In this part of the series we will setup a development environment from scratch so that we’re ready to begin writing some code.
One of the reasons I chose to write this series using Metal is because of how straight forward it is to setup an environment. The tooling that comes with Metal is really good, and will allow us to see mistakes and debug any code we write easily. The Swift programming language is a readable language that anyone can pick up quickly. No matter what tech stack you come from, you should be able to learn some fundamental Swift.
The tools you’ll need going forward are a Mac and Xcode. Compared to some other stacks we could be using, this is incredibly lean and straight forward.
Create an Apple Developer account
This isn’t strictly necessary but you should do it. Having an account will allow you to run your programs on a physical device, and give you access to developer forums. It’s free and only takes a few minutes to do. If you already have an Apple ID you’re part way there already.
- Create an Apple ID on Apple’s account page . If you already have one skip this step.
- Once you have an Apple ID you can sign in to the Developer Portal. You may already be signed in after you created an account. You should see the following page.
Download and Install Xcode
This is the only software we’ll need to begin learning and coding our renderer. As of writing, the latest version is Xcode 13, and it can be downloaded from the Downloads tab of the developer portal, or from the Mac App Store.

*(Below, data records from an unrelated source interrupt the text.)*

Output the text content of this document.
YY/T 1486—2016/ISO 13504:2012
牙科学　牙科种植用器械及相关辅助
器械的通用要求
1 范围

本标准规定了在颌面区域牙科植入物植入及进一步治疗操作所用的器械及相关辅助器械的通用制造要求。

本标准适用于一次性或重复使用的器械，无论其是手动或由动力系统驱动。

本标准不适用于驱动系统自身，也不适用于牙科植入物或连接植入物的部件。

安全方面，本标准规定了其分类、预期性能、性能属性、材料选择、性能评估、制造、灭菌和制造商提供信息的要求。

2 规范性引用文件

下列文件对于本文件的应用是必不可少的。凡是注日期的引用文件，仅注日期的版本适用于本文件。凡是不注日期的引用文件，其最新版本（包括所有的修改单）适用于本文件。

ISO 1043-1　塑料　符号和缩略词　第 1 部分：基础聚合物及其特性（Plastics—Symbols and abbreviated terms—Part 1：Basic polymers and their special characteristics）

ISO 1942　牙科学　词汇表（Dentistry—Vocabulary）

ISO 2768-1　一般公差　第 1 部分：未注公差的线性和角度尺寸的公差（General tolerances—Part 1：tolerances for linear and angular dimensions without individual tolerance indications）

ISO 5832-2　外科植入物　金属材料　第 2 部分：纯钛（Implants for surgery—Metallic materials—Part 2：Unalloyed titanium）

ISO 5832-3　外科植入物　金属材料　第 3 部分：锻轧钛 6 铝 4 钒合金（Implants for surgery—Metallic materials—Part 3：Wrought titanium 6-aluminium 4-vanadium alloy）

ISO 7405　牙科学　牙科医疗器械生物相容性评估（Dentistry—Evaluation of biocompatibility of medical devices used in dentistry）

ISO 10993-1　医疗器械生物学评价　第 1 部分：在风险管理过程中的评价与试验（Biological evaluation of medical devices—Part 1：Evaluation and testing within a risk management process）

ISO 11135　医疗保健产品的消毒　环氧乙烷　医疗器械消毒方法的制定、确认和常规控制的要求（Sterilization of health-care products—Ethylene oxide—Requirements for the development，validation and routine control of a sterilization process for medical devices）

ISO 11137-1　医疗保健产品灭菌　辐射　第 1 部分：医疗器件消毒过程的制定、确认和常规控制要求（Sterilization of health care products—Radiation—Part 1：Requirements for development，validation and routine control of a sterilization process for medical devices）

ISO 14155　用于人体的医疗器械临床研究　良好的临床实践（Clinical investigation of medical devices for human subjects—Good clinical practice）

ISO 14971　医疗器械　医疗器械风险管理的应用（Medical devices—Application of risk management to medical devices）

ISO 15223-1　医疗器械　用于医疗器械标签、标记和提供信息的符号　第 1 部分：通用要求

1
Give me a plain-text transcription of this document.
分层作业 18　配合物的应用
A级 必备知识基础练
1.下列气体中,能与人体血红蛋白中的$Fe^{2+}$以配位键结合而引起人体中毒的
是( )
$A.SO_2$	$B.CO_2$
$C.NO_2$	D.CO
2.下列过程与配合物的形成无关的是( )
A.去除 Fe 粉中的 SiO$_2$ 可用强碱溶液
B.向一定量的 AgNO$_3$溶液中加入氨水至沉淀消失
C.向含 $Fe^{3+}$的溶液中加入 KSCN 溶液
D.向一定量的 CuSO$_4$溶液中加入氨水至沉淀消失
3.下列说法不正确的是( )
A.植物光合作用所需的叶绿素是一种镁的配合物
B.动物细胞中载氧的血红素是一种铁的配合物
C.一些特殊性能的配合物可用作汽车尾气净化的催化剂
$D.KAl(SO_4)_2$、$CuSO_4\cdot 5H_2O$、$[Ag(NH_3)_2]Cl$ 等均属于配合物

If you downloaded Xcode from the App Store you’re ready to go, otherwise you’ll need to run the installer that you downloaded from the developer portal. Either way you’ll end up with an executable in your Applications directory. Launch Xcode!
You may be prompted to install some additional software, press yes and wait for it to complete. Once that’s done you’re all set!
- You can sign into your Apple Developer Account from the
Xcode -> preferencesmenu. If you do this Xcode will be able to do a bunch of things for you later if you try to run your applications on a device. I suggest to do this as it only takes a few moments.